München/Dublin. Menschen übertragen ihre Rollenbilder auf die KI – das hat Folgen für die Entwicklung fairer KI-Systeme, wie eine neue Studie zeigt.
Eine Studie von Forschenden der Ludwig-Maximilians-Universität München und des Trinity College Dublin zeigt, dass Menschen geschlechtsspezifische Vorurteile auf KI übertragen. Dabei behandeln sie „weibliche“ und „männliche“ KI-Systeme unterschiedlich, ähnlich wie menschliche Geschlechtsrollen. Rund 400 Teilnehmerinnen und Teilnehmer nahmen an der Studie teil, die kürzlich in der Fachzeitschrift iScience veröffentlicht wurde; die Ergebnisse sind relevant für die Gestaltung, Nutzung und Regulierung von interaktiven KI-Systemen.
Die Studie fand heraus, dass weiblich gekennzeichnete KI-Systeme vergleichbar häufig ausgenutzt werden wie menschliche Frauen. Männerlich gekennzeichneten KI-Systemen wird ähnlich stark misstraut wie männlichen Menschen. Besonders auffällig ist, dass weibliche KI öfter ausgenutzt werden als menschliche Partnerinnen im gleichen Experiment.
Spieltheorie zeigt Unterschiede
Die Forschenden untersuchten dies anhand des „Gefangenendilemmas“, einem Spiel der Spieltheorie, bei dem Kooperationsbereitschaft und Misstrauen getestet werden. Die Spielpartner wurden als Mensch oder KI deklariert und zusätzlich mit Geschlechtsmerkmalen wie männlich, weiblich, nicht-binär oder geschlechtsneutral versehen. Die Ergebnisse bestätigen, dass geschlechtsspezifische Erwartungen aus dem menschlichen Miteinander auch in der Zusammenarbeit mit KI gelten.

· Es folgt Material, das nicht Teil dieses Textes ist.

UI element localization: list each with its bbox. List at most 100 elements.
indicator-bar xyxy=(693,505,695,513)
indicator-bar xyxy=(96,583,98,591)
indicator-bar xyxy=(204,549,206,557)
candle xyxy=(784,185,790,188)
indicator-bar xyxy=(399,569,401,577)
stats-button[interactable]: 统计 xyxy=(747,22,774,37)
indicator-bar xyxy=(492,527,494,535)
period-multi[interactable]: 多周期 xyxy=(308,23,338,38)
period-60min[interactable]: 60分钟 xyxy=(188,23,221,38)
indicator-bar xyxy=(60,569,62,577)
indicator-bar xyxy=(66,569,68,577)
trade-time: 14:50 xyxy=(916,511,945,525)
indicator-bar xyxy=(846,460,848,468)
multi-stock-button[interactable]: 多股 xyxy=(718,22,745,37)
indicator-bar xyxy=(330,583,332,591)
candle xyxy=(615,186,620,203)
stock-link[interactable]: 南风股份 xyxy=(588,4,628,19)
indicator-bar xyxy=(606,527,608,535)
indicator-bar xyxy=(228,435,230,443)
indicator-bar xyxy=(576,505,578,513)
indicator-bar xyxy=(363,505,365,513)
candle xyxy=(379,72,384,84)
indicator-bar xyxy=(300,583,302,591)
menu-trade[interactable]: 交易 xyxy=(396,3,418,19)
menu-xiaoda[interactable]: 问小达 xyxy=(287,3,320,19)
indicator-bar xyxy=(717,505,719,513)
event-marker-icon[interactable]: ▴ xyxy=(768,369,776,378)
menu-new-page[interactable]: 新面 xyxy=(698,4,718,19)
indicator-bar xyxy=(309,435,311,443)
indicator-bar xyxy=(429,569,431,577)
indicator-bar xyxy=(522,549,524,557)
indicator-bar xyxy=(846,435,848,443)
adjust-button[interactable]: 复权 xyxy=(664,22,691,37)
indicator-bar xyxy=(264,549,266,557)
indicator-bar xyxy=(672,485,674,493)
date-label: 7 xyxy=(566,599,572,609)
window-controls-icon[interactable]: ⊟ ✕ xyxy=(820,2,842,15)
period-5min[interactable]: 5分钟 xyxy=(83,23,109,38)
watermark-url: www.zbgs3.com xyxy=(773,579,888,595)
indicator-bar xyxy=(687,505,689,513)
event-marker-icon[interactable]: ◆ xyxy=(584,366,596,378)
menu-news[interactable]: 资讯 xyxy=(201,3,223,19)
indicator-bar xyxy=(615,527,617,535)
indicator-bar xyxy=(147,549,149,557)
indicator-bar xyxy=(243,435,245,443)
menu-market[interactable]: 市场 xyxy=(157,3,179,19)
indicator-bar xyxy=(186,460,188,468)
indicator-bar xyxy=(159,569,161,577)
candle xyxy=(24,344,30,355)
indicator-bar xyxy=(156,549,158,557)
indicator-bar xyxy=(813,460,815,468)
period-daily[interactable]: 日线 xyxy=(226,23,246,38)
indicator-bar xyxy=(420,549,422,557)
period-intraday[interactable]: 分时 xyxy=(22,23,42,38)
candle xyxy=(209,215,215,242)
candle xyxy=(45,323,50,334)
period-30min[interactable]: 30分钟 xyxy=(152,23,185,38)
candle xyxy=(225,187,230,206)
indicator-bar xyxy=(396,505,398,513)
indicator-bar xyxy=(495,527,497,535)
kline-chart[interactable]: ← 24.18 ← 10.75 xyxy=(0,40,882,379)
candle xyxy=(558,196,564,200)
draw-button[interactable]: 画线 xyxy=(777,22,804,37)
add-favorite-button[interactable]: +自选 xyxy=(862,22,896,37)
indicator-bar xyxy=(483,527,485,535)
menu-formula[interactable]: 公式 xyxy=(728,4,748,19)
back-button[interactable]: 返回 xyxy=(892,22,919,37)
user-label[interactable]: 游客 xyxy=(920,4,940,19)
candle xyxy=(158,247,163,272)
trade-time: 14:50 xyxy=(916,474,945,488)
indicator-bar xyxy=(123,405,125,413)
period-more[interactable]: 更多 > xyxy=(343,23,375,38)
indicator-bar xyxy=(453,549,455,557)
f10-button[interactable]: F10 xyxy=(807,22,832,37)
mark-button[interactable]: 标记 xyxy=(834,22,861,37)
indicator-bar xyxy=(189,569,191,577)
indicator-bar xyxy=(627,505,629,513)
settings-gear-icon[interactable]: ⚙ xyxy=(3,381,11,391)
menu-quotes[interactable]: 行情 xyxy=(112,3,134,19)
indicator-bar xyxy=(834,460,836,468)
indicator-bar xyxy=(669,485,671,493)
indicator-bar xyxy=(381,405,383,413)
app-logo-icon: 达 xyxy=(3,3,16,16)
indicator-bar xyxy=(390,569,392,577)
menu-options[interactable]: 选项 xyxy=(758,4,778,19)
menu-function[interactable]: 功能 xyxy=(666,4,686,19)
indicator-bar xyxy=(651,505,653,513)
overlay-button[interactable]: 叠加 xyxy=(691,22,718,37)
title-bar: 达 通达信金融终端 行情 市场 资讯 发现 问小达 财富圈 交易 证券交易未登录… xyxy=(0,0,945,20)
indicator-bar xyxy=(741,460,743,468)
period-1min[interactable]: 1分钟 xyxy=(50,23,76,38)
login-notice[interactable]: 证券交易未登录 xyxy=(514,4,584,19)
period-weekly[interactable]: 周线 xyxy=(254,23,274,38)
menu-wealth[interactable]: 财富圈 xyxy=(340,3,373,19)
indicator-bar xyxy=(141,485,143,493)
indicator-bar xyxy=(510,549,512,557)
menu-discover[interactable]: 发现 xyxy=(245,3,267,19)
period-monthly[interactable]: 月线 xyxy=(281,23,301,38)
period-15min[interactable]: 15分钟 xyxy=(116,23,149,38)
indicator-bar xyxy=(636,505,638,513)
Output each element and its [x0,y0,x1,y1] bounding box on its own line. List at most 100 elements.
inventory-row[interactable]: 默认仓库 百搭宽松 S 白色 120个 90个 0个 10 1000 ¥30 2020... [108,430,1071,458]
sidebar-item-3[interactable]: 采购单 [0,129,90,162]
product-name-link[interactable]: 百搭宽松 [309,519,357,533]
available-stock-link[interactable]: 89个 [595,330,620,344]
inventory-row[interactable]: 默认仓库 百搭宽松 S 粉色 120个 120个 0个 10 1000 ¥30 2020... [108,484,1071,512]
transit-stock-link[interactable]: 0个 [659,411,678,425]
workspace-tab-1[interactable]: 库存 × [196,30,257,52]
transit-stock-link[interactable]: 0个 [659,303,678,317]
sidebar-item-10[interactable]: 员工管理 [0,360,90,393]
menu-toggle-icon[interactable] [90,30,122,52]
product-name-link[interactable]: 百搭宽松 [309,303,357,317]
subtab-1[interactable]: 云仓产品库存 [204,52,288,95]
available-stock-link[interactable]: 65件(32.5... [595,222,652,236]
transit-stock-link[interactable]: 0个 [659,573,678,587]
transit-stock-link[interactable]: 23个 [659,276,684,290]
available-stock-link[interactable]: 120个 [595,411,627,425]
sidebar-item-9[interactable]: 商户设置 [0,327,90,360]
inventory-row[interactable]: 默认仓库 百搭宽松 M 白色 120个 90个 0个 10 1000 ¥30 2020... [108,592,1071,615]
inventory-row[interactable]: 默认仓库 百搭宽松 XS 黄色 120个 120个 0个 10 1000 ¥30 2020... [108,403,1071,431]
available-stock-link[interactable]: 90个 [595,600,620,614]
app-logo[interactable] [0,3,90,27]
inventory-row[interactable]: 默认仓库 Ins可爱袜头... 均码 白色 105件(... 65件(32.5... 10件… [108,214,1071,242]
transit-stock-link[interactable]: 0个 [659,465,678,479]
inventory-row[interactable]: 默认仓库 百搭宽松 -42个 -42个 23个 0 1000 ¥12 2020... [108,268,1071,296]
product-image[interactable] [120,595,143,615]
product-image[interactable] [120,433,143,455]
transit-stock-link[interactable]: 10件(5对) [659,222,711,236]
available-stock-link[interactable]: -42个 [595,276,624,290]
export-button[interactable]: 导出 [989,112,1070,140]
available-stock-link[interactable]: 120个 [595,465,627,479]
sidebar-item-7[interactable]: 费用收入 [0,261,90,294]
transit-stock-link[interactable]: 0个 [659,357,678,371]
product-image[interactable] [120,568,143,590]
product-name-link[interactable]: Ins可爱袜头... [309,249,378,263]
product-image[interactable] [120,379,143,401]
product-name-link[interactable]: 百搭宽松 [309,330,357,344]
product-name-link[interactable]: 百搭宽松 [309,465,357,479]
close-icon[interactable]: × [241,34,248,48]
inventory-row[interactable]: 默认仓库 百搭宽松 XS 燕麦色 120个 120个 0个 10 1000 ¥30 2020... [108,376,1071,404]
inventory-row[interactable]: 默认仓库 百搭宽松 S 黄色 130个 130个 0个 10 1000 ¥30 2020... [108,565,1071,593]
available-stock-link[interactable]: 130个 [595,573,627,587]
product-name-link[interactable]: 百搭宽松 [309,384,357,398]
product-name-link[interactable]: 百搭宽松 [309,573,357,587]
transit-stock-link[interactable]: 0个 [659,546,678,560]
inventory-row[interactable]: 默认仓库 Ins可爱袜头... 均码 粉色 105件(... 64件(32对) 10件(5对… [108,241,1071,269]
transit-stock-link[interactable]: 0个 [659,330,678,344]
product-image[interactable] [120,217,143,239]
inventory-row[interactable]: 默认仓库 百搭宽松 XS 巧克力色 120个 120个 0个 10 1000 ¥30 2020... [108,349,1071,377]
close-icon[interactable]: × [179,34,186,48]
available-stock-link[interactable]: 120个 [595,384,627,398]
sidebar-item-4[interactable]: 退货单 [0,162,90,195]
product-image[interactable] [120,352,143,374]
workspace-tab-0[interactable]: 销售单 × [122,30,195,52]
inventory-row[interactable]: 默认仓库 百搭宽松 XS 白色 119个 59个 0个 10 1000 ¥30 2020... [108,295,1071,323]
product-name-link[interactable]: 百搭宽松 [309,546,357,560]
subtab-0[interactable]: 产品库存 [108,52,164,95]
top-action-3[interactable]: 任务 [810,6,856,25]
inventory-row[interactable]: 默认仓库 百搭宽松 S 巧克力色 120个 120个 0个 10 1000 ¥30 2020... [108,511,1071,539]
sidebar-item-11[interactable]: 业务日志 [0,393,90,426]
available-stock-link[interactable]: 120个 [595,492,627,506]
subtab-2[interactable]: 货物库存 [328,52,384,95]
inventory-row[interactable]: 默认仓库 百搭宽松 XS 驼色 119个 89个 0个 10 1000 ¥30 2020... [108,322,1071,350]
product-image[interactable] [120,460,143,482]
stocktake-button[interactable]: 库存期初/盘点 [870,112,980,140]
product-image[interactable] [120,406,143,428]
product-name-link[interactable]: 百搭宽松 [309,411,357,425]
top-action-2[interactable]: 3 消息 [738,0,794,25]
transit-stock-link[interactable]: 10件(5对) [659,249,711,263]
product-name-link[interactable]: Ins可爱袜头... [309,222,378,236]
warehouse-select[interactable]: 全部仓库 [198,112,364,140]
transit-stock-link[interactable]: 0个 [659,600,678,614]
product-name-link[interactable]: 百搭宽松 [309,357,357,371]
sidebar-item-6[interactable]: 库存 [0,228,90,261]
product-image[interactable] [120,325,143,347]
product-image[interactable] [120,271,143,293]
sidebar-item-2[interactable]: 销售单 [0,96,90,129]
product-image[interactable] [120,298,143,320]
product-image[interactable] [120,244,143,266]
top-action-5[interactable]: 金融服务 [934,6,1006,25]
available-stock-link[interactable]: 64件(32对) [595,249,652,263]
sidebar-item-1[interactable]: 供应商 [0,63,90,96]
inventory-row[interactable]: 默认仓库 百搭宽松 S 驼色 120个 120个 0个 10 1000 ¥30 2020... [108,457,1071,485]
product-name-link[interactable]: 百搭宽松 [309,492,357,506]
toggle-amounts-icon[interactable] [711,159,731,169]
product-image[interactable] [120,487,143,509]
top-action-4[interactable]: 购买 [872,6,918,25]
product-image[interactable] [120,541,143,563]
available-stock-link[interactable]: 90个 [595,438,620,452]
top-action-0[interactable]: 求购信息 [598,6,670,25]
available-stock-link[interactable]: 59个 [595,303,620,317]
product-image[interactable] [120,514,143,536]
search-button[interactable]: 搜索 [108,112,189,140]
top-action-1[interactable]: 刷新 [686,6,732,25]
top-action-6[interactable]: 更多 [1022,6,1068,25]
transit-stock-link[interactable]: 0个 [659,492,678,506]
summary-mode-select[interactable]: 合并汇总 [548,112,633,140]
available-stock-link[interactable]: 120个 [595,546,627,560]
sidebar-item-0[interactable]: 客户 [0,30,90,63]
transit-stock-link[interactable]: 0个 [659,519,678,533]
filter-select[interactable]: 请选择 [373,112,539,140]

Das hat weitreichende Auswirkungen darauf, wie KI-Systeme heute gestaltet und eingesetzt werden. Jurgis Karpus von der LMU betont in einer Aussendung, dass menschenähnliche Eigenschaften zwar die Zusammenarbeit verbessern können, gleichzeitig aber Risiken bergen. Insbesondere könne dadurch die Übertragung und Verstärkung bestehender geschlechtsspezifischer Vorurteile auf KI-Systeme erfolgen.
Da KI immer stärker in den Alltag integriert wird, sei es wichtig, die Geschlechterdarstellung bei der KI-Gestaltung bewusst zu berücksichtigen. So könne das Engagement der Nutzerinnen und Nutzer gefördert und Vertrauen in automatisierte Systeme aufgebaut werden. Entwicklerinnen und Entwickler sind aufgefordert, solche Vorurteile zu erkennen und aktiv abzubauen. Ziel sei es, schädliche geschlechtsspezifische Diskriminierung zu verhindern und KI-Systeme sozial verantwortlich, fair und vertrauenswürdig zu gestalten.